The Open Birth Interval: A Resource for Reproductive Health Program and Women’s Empowerment by Ross and Bietsch was published in the Global Health: Science and Practice journal. This post summarizes the article on the ways information on women’s timing and spacing of births can be used.
“How long has it been since your last birth?”
Asking a woman this simple question determines the open interval—the period of time since her last birth.
The open birth interval reveals a pattern that varies by a woman’s age, the number of living children she has, her residence, and her socioeconomic level. More importantly, the open interval could reveal a lot about her reproductive behavior, status, and contraceptive needs.
Until now, very little empirical information on open birth intervals has been available. In a Global Health: Science and Practice article, Ross and Bietsch assembled and analyzed data from 232 Demographic and Health Surveys conducted in 74 countries, allowing them to glean a wealth of information on women’s open birth intervals.
1. Demand for services among women at different intervals. Across the 74 countries analyzed, more than one-quarter of women are pregnant or have given birth in the last year. That means higher resource demands on antenatal care, pregnancy and delivery, and postpartum care services. This also affects supply demands, clinic loads, personnel needs, and budgets.

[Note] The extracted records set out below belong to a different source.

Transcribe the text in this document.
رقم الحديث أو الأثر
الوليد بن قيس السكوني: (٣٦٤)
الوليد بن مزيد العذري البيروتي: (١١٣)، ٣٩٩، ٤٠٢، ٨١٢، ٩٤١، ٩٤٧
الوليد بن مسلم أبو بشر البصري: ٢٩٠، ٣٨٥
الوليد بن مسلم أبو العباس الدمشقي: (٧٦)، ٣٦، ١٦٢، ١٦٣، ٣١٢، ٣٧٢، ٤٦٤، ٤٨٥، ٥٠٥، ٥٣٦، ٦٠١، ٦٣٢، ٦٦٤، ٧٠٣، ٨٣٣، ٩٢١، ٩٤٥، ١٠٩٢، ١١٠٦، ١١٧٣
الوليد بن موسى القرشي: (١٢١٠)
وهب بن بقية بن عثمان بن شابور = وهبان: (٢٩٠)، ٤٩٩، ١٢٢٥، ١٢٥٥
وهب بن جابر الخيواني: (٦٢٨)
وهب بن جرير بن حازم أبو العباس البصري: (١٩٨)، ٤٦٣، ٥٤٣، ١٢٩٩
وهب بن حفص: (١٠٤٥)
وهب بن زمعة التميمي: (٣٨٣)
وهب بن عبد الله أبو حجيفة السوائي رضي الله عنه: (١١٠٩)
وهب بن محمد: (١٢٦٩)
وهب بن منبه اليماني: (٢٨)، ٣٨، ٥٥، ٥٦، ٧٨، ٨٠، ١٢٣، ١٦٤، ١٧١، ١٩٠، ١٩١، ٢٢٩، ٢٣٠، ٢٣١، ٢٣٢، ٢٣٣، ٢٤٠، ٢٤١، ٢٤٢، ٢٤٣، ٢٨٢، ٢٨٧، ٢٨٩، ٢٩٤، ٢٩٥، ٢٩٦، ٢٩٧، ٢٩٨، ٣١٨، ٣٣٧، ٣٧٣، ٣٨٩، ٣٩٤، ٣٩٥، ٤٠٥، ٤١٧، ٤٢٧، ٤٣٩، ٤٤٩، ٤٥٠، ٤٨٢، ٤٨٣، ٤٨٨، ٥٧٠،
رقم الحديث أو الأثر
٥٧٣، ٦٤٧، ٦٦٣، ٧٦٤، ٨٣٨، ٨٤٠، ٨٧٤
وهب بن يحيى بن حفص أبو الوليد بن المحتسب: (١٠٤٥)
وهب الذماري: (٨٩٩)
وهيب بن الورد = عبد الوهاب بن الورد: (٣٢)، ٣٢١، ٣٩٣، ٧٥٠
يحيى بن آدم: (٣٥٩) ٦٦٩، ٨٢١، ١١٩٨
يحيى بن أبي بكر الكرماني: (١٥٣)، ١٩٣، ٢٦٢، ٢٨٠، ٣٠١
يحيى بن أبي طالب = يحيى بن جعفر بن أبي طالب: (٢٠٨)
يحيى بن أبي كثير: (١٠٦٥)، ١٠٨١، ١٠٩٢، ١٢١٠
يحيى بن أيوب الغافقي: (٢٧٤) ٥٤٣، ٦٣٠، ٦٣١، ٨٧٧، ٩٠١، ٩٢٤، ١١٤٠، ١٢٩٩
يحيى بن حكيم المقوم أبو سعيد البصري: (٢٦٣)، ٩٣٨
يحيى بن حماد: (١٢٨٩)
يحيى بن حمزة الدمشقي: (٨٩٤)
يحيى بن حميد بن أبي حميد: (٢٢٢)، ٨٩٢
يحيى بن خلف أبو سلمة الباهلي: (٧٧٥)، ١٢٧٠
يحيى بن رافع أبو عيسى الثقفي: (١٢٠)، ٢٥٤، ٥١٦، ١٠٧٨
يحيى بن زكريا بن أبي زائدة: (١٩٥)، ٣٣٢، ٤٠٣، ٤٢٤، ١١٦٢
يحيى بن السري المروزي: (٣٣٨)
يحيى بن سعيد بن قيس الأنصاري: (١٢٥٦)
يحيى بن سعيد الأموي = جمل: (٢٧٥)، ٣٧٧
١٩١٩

Regional variations in distribution of women by birth intervals shows the greatest contrast between countries in sub-Saharan Africa, where more than 75% of women have a child under age 5, countries in other regions that have more than 52% of women with a child under age 5.
2. Demand for contraception and method choice. Contraceptive use and the type of method used shifts as women move through the different birth intervals. Women who use traditional and short-acting methods have the highest demand in the early intervals. As time goes on, women tend to choose longer-acting methods, such as IUDs, and in the final interval, the most common method is sterilization.
3. Intention to use a contraceptive method. Birth intervals are getting longer in many countries. Data from 56 countries with multiple surveys showed that women in the first interval (pregnant or in the first year after birth) dropped from 33% to 27%; women in the final interval (more than 5 years) rose from 26% to 31%. Length of birth intervals changes a woman’s need to space or limit births and her intentions to use a contraceptive method.
4. Demand for other services. The age of a woman’s youngest child will affect her need for early child care services and essential primary health services for the child, such as immunization and nutrition.
Each part of the open interval distribution tells a story that programs can benefit from.